The rise of relativism and related ideas about truth or the slippery nature of truth may be also responsible for a blurriness about what is wicked and what is righteous. Is the law of God relevant in all matters of human existence? The complexities of what we know through contemporary science and technology only complicate our meditation on the law. They don’t negate it. They invite deeper levels of reflection.
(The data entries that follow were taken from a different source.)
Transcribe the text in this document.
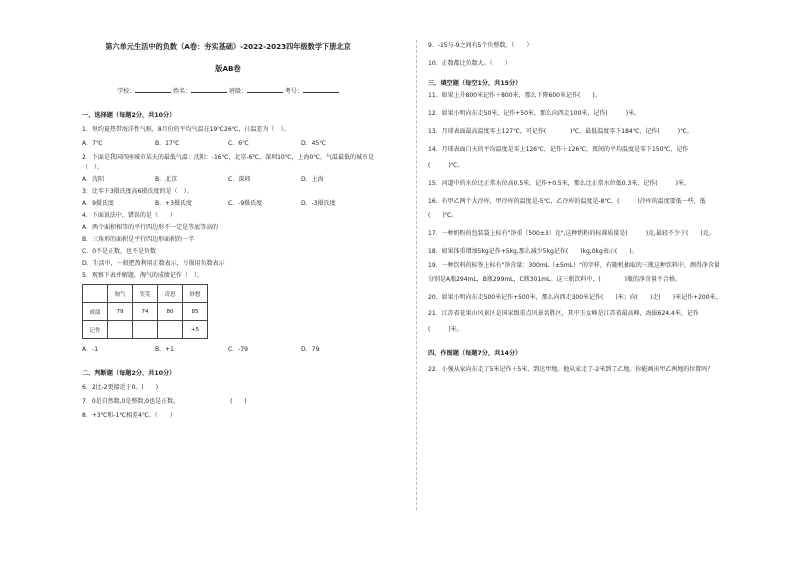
第六单元生活中的负数（A卷：夯实基础）-2022-2023四年级数学下册北京
版AB卷
学校：	姓名：	班级：	考号：
一、选择题（每题2分，共10分）
1．里约夏热带海洋性气候，8月份的平均气温在19℃26℃，日温差为（　）。
A．7℃	B．17℃	C．6℃	D．45℃
2．下面是我国四座城市某天的最低气温：沈阳：-16℃，北京-6℃，深圳10℃，上海0℃。气温最低的城市是
（　）。
A．沈阳	B．北京	C．深圳	D．上海
3．比零下3摄氏度高6摄氏度的是（　）。
A．9摄氏度	B．+3摄氏度	C．-9摄氏度	D．-3摄氏度
4．下面说法中，错误的是（　　）
A．两个面积相等的平行四边形不一定是等底等高的
B．三角形的面积是平行四边形面积的一半
C．0不是正数，也不是负数
D．生活中，一般把盈利用正数表示，亏损用负数表示
5．观察下表并解题，淘气的成绩记作（　）。
	淘气	笑笑	奇思	妙想
成绩	79	74	80	85
记作				+5
A．-1	B．+1	C．-79	D．79
二、判断题（每题2分，共10分）
6．2比-2更接近于0。(　　)
7．0是自然数,0是整数,0也是正数。　　　　　　　　　(　　)
8．+3℃和-1℃相差4℃。（　　）
9．-15与-9之间有5个负整数。（　　）
10．正数都比负数大。（　　）
三、填空题（每空1分，共15分）
11．如果上升800米记作＋800米，那么下降600米记作(　　)。
12．如果小明向东走50米，记作+50米，那么向西走100米，记作(　　　)米。
13．月球表面最高温度零上127℃，可记作(　　　　)℃，最低温度零下184℃，记作(　　　)℃。
14．月球表面白天的平均温度是零上126℃，记作＋126℃，夜间的平均温度是零下150℃，记作
(　　　)℃。
15．河道中的水位比正常水位高0.5米，记作+0.5米，那么比正常水位低0.3米，记作(　　　)米。
16．有甲乙两个大冷库，甲冷库的温度是-5℃，乙冷库的温度是-8℃，(　　　)冷库的温度要低一些，低
(　　)℃。
17．一种奶粉的包装袋上标有"净重（500±3）克",这种奶粉的标准质量是(　　　)克,最轻不少于(　　)克。
18．如果体重增加5kg记作+5kg,那么减少5kg记作(　　)kg,0kg表示(　　)。
19．一种饮料的标签上标有"净含量：300mL（±5mL）"的字样，有随机抽取的三瓶这种饮料中，测得净含量
分别是A瓶294mL，B瓶299mL，C瓶301mL。这三瓶饮料中，(　　　　)瓶的净含量不合格。
20．如果小明向东走500米记作+500米，那么向西走300米记作(　　)米；向(　　)走(　　)米记作+200米。
21．江苏省花果山风景区是国家级重点风景名胜区，其中玉女峰是江苏省最高峰，海拔624.4米，记作
(　　　)米。
四、作图题（每题7分，共14分）
22．小强从家向东走了5米记作＋5米，到达甲地。他从家走了-2米到了乙地。你能画出甲乙两地的位置吗？
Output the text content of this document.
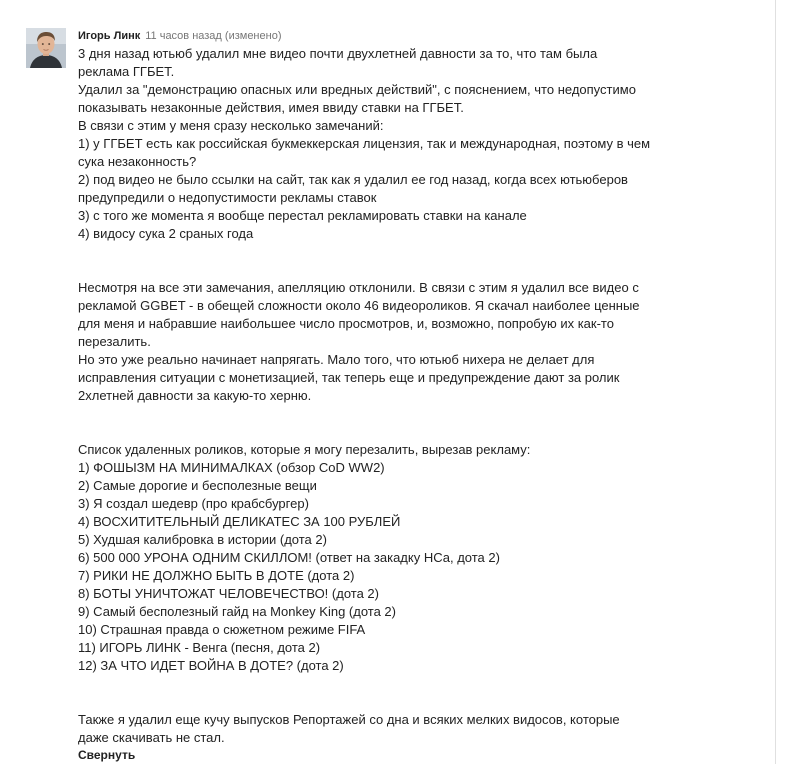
Игорь Линк 11 часов назад (изменено)
3 дня назад ютьюб удалил мне видео почти двухлетней давности за то, что там была
реклама ГГБЕТ.
Удалил за "демонстрацию опасных или вредных действий", с пояснением, что недопустимо
показывать незаконные действия, имея ввиду ставки на ГГБЕТ.
В связи с этим у меня сразу несколько замечаний:
1) у ГГБЕТ есть как российская букмеккерская лицензия, так и международная, поэтому в чем
сука незаконность?
2) под видео не было ссылки на сайт, так как я удалил ее год назад, когда всех ютьюберов
предупредили о недопустимости рекламы ставок
3) с того же момента я вообще перестал рекламировать ставки на канале
4) видосу сука 2 сраных года
Несмотря на все эти замечания, апелляцию отклонили. В связи с этим я удалил все видео с
рекламой GGBET - в обещей сложности около 46 видеороликов. Я скачал наиболее ценные
для меня и набравшие наибольшее число просмотров, и, возможно, попробую их как-то
перезалить.
Но это уже реально начинает напрягать. Мало того, что ютьюб нихера не делает для
исправления ситуации с монетизацией, так теперь еще и предупреждение дают за ролик
2хлетней давности за какую-то херню.
Список удаленных роликов, которые я могу перезалить, вырезав рекламу:
1) ФОШЫЗМ НА МИНИМАЛКАХ (обзор CoD WW2)
2) Самые дорогие и бесполезные вещи
3) Я создал шедевр (про крабсбургер)
4) ВОСХИТИТЕЛЬНЫЙ ДЕЛИКАТЕС ЗА 100 РУБЛЕЙ
5) Худшая калибровка в истории (дота 2)
6) 500 000 УРОНА ОДНИМ СКИЛЛОМ! (ответ на закадку НСа, дота 2)
7) РИКИ НЕ ДОЛЖНО БЫТЬ В ДОТЕ (дота 2)
8) БОТЫ УНИЧТОЖАТ ЧЕЛОВЕЧЕСТВО! (дота 2)
9) Самый бесполезный гайд на Monkey King (дота 2)
10) Страшная правда о сюжетном режиме FIFA
11) ИГОРЬ ЛИНК - Венга (песня, дота 2)
12) ЗА ЧТО ИДЕТ ВОЙНА В ДОТЕ? (дота 2)
Также я удалил еще кучу выпусков Репортажей со дна и всяких мелких видосов, которые
даже скачивать не стал.
Свернуть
What was the world of the Psalmist like? What were the conditions in which they were writing and what were they trying to express to those who would listen? I think the answers lie beyond our capacity to know with certainty. However, I think we could suggest that the friction caused by the law of God itself and difficulties with adherence to that law within human experience have been present since it was first articulated and shared. The law of God might be seen as a stream of cool water that slakes the thirst on a hot day. It is that which brings freedom and flourishing. Wickedness promises these things too, but it cannot deliver that which brings contentment and joy. It might bring fleeting happiness, but not contentment and wellbeing. 
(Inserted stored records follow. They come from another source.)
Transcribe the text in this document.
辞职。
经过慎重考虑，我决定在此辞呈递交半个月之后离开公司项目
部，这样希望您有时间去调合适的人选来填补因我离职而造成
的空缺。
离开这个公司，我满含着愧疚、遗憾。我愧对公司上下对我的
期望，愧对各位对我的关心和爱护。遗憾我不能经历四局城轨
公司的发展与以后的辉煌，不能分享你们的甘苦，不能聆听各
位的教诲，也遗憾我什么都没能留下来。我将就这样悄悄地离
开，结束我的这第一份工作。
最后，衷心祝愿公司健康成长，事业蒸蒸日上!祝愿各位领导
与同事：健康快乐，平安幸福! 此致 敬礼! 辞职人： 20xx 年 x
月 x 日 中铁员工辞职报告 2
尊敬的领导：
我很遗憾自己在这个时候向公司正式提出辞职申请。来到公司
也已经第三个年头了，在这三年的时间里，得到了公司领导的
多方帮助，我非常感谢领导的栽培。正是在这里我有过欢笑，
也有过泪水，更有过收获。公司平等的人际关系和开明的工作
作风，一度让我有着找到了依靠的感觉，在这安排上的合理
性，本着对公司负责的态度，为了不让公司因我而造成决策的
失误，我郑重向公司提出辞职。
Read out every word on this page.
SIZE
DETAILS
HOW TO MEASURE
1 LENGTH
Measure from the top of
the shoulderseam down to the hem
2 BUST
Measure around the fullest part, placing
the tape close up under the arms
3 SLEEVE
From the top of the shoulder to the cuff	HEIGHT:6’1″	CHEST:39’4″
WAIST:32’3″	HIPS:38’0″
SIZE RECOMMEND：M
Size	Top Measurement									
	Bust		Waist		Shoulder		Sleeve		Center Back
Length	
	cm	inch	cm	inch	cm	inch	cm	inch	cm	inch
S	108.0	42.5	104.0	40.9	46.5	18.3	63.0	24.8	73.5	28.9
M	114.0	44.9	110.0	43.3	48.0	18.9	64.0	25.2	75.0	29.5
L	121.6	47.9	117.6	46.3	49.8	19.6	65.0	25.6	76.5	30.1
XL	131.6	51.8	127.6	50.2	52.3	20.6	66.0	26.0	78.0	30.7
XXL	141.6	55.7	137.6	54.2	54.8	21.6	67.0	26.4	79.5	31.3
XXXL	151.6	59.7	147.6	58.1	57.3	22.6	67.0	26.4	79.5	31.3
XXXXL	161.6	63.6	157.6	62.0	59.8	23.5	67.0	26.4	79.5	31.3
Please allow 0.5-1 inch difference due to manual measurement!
The Psalmist recognizes the frailty and precariousness of life outside the law of God and invites singers and hearers into a world where delight is found not in material things, but in the law of the LORD. Meditation on God’s law during the day and night can bring about wellbeing and thriving even in places of scarcity and in places where easy answers to complicated questions are elusive. It brings about wellbeing not just for individuals, but in communities and webs of relationships.
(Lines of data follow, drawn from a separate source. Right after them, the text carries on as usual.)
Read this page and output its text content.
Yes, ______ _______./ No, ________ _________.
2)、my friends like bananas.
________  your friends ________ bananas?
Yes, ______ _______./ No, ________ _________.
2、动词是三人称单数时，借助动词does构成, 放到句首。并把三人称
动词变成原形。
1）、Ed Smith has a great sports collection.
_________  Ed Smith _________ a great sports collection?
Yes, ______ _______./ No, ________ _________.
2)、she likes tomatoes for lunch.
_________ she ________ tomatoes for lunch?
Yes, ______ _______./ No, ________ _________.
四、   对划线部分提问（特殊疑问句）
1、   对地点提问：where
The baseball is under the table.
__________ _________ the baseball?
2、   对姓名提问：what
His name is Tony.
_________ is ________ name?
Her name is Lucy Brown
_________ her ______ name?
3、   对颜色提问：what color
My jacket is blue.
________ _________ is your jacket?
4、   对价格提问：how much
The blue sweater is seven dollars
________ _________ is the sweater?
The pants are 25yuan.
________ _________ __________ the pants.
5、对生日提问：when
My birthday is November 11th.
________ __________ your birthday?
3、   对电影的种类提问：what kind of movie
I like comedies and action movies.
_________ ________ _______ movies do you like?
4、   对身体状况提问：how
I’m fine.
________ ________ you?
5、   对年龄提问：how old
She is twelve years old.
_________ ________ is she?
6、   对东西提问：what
In poetic imagery the writer evokes images of trees planted next to streams of water and whose roots always find nourishment to yield fruit. The water is like the law of God that becomes part of the tree itself and causes it to flourish. It becomes part of its very existence and without it the tree would potentially fail. Meditation on the law of God is regarded as something that gets inside of us like water and brings refreshment to the parched places. It can produce the conditions necessary for the bearing of fruit. Drinking from the stream from which the law of God flows can strengthen people so that they might discern that which is wicked and choose against it. The Psalmist is inviting people corporately and individually to live life in all its fullness by allowing the law of God to permeate them completely. It is a goal and we are invited to the journey toward that goal.


Notes

  1. Becoming a White Antiracist, Stephen Brookfield & Mary Hess (Sterling, VA: Stylus Publishing, 2021), 3-4.